A friend I had in High School had an African Grey. Very smart, very pretty bird, but he was very frustrated with sitting in a cage all day. We would try to trick people into petting him by putting his head down like he wanted you to rub his head and then quickly sit up and bite your finger.

I felt bad for the bird because no one seemed to pay much attention to him. I think he was bought as a novelty.

My wife wants a Scottish Terrier. We saw one at Scamps once but we refuse to give them any business because of their high prices and cruel setup for animals. I went in there once and saw a puppy laying in his own feces and even licked it a few times. We are always checking local shelter listings and Craigslist for one to adopt.

Robert Finis said...

penny: that's a really sweet story.

As for parrots and cockatoos... this has only hardened my feelings that they're neat to watch, but not in the house. They definitely seem to have a sense of humor, but in my experience it's a sometimes cruel sense of humor, making them more human than I want in a pet. I really don't feel like I need a pet that will torment me when I get home, because it thinks its funny to see its owner pissed off.

Jezzka said...

my favorite was when you guys fostered cleo and she had her first litter of 9 little pitter poos (yes, i call kitties, pitty poos, don't ask me why, i just do). so so so cute. i still remember wd-40, he had the weakest little legs!!!

you guys had the greatest names for them. they were too cute for words. i remember they would come out from under the dresser after feeding and scrambled out onto the floor in every direction, like it was a free for all. i just wanted to swoop them up and hug them all!!

i should dig up the photos i took and send them to you, gosh back in 2004, how time flies...

meow, meow, meow. :)

derekamalo said...

rhode island pet shops sell scorpions, tarantulas, hedgehogs,prairie dogs,sugar gliders,poisonous insects,wallabies,alligators, crocdoiles...
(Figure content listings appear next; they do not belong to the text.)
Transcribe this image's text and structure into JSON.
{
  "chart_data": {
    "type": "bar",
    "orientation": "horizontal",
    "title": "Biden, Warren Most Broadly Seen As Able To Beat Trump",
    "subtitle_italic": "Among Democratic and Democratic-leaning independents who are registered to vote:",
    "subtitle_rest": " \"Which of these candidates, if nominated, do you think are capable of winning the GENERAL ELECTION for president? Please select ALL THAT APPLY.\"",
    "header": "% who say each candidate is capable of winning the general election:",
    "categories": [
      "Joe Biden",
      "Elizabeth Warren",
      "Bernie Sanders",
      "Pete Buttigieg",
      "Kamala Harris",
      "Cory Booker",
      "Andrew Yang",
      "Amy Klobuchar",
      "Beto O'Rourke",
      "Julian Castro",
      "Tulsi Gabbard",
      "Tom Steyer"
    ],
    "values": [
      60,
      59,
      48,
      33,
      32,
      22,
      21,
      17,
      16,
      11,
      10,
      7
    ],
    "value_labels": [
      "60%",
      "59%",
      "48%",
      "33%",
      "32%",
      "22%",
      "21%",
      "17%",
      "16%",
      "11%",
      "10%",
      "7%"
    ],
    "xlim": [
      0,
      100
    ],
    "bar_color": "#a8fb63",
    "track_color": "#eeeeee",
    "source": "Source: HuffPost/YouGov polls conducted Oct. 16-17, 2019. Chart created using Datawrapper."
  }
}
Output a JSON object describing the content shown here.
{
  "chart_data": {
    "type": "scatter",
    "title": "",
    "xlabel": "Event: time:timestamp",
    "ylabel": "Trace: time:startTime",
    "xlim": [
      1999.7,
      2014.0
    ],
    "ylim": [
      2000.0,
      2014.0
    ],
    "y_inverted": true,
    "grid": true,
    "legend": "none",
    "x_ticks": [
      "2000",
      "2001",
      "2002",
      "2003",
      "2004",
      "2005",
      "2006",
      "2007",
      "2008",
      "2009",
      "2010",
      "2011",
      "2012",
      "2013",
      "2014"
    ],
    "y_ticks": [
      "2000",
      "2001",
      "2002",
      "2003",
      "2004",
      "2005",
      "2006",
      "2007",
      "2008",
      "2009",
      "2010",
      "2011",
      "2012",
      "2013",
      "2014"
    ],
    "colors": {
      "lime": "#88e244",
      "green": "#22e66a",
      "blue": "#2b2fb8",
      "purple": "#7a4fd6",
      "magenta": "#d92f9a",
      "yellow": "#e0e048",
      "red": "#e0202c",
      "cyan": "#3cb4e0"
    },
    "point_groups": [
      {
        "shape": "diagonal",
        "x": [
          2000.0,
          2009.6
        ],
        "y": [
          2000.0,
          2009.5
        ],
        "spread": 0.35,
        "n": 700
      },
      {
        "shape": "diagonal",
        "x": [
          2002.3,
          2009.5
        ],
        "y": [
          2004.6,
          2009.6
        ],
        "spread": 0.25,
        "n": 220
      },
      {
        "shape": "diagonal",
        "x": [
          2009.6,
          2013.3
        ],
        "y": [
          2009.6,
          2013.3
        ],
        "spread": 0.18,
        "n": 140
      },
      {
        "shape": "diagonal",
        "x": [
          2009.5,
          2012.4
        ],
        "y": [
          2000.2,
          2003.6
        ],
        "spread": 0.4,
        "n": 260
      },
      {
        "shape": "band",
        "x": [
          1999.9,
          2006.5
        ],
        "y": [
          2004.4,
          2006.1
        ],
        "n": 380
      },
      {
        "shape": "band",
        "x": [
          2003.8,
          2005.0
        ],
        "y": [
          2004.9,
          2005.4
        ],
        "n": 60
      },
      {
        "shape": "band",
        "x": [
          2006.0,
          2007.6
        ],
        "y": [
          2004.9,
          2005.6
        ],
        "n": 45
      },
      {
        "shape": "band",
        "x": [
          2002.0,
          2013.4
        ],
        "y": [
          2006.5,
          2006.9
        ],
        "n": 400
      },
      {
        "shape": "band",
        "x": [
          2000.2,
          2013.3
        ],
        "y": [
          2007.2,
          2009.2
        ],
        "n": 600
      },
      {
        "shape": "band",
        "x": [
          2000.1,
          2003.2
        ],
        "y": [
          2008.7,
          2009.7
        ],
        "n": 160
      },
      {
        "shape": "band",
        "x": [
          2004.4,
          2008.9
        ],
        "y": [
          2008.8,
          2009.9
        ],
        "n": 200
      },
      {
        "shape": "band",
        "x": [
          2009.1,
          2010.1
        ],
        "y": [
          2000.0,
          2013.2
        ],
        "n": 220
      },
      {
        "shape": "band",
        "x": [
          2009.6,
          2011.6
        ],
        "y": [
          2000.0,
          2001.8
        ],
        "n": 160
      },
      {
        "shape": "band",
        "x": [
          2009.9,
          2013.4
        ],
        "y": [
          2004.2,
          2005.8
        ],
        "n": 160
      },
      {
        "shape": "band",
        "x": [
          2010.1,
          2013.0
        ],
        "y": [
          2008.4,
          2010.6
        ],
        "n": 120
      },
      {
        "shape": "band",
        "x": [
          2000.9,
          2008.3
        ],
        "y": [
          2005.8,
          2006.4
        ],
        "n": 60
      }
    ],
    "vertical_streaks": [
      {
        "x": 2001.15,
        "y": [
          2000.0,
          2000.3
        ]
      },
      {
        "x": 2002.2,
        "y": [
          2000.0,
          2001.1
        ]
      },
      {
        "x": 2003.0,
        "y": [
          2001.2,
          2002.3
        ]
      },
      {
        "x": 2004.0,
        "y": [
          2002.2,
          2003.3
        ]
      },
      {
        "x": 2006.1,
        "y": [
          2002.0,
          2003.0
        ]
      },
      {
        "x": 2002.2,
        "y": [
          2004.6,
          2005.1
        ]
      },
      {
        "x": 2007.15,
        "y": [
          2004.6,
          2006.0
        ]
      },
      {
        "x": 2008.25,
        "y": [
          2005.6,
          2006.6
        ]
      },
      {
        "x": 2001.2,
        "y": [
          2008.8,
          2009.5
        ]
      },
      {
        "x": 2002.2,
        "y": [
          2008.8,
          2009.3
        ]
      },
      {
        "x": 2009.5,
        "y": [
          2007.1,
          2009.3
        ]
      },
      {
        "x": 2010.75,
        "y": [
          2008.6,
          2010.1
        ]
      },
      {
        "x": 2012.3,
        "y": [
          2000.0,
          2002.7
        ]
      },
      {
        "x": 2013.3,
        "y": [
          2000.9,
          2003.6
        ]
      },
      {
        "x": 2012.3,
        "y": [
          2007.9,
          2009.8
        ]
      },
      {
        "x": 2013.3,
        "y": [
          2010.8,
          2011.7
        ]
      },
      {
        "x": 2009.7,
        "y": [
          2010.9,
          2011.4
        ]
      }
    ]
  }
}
one of only states that allow these animals to be sold as pets youd have a ball at creatures creatures creatures

whats the dealwith the woo stock sanctuary anywas to hang out with you wed have to be willing to clean shit can do

doug nicodemus said...

happy halloween!

Shortcake said...

i don't have a witty bird story... and i am sad about that.

i'm glad there are people like you and your CHNW (and some people who visit this blog) in the world who care for such animals. i don't have the means (or patience) to do it myself, but it warms my heart to know other people do. thanks for being awesome to the little animals!

Anonymous said...

Right on, Dan! These and most other creatures, were not intended to be domesticated. Keep bringing good information to the public!